There is an answer. As Rush Limbaugh has pointed out on any number of occasions wars end when one side or the other achieves victory. World War One ended with the German Army and most of the German people not feeling that they had truly been defeated. After all the German military was on foreign soil and seemed to be holding its own. This fact, as much as anything else, made World War Two inevitable. Israel must be set free to do what it must do to secure a true peace by defeating its enemy. They must start killing their enemies and keep killing them until they internalize their defeat. Until they come to the Jews not on their knees, but flat on their faces and beg to be spared. When they are ready to say and mean with absolute conviction "we will do anything you say, we renounce our claim to any land within Israel's borders; we will rewrite our religious doctrines any way you tell us to if you will just please stop killing us so that our race does not disappear from the face of the Earth".
You think that is too harsh? Japanese cites were made of wood and paper and we napalmed them in one massive nighttime air raid after another until we developed atomic bombs and started nuking them. We piled up hundreds of thousands of incinerated corpses to bring the Japanese to the point of surrender and when they came to the peace table we forced them to renounce a fundamental tenant of their religion, that the Emperor was a direct descendant of and living manifestation of the Divine Sun. And to this day Japan is not only peaceful and prosperous but was an ally in the Cold War.
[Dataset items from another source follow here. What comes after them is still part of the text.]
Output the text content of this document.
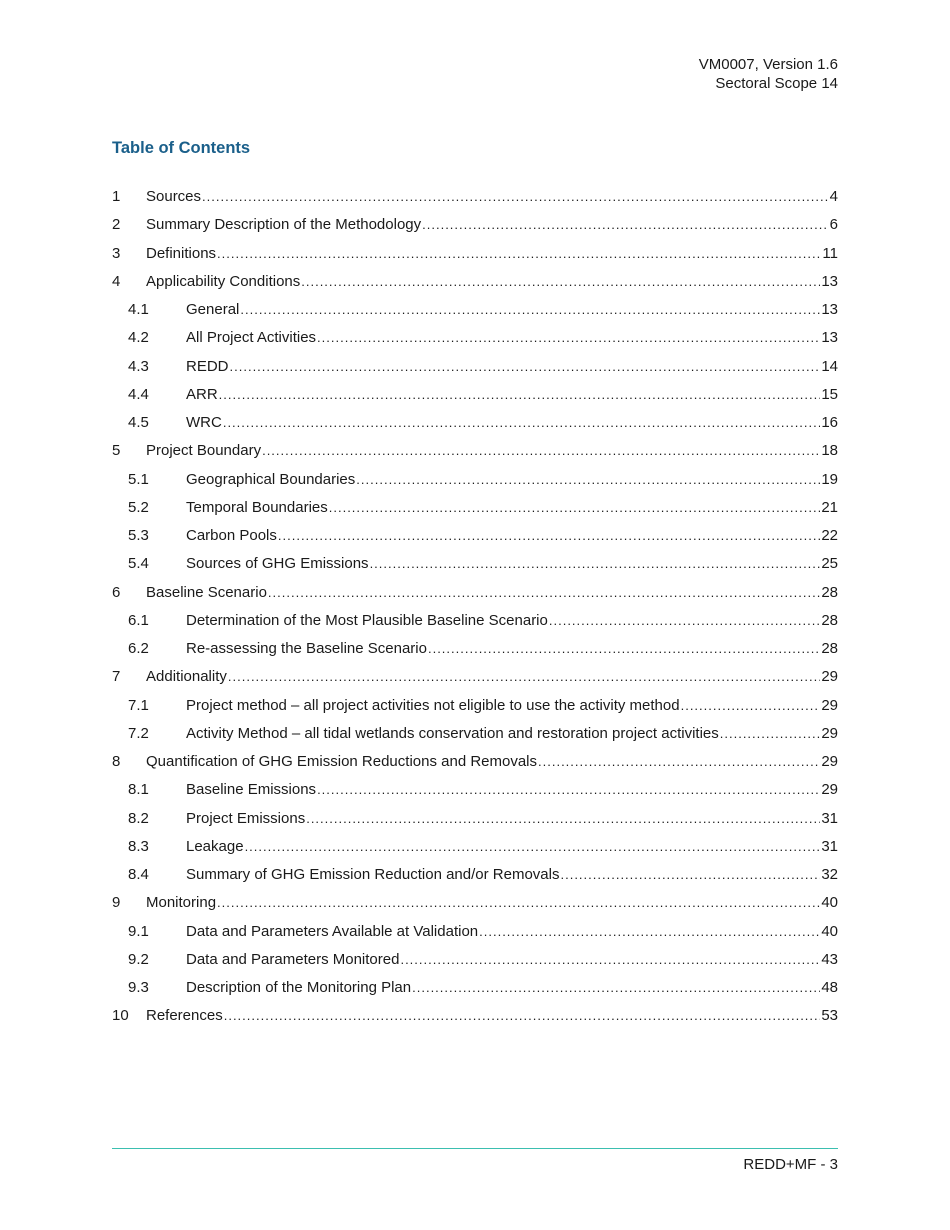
VM0007, Version 1.6
Sectoral Scope 14
Table of Contents
1	Sources .....	4
2	Summary Description of the Methodology .....	6
3	Definitions .....	11
4	Applicability Conditions .....	13
4.1	General .....	13
4.2	All Project Activities .....	13
4.3	REDD .....	14
4.4	ARR .....	15
4.5	WRC .....	16
5	Project Boundary .....	18
5.1	Geographical Boundaries .....	19
5.2	Temporal Boundaries .....	21
5.3	Carbon Pools .....	22
5.4	Sources of GHG Emissions .....	25
6	Baseline Scenario .....	28
6.1	Determination of the Most Plausible Baseline Scenario .....	28
6.2	Re-assessing the Baseline Scenario .....	28
7	Additionality .....	29
7.1	Project method – all project activities not eligible to use the activity method .....	29
7.2	Activity Method – all tidal wetlands conservation and restoration project activities .....	29
8	Quantification of GHG Emission Reductions and Removals .....	29
8.1	Baseline Emissions .....	29
8.2	Project Emissions .....	31
8.3	Leakage .....	31
8.4	Summary of GHG Emission Reduction and/or Removals .....	32
9	Monitoring .....	40
9.1	Data and Parameters Available at Validation .....	40
9.2	Data and Parameters Monitored .....	43
9.3	Description of the Monitoring Plan .....	48
10	References .....	53
REDD+MF - 3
An end to the fighting, the cycle-of-violence is possible but it will only come when one side gains an unambiguous victory and the other side admits its defeat to itself and the world.
*In Palestine before the formation of Israel in 1948 the Arab population did not call themselves "Palestinians". They referred to themselves as Arabs or by the nationality which they or their families originated from. The term "Palestinian" was a derogatory term applied to the Jewish population of the area. It was only when the need to find a single name for the displaced Arab population (for propaganda purposes) that the name was applied to Arabs.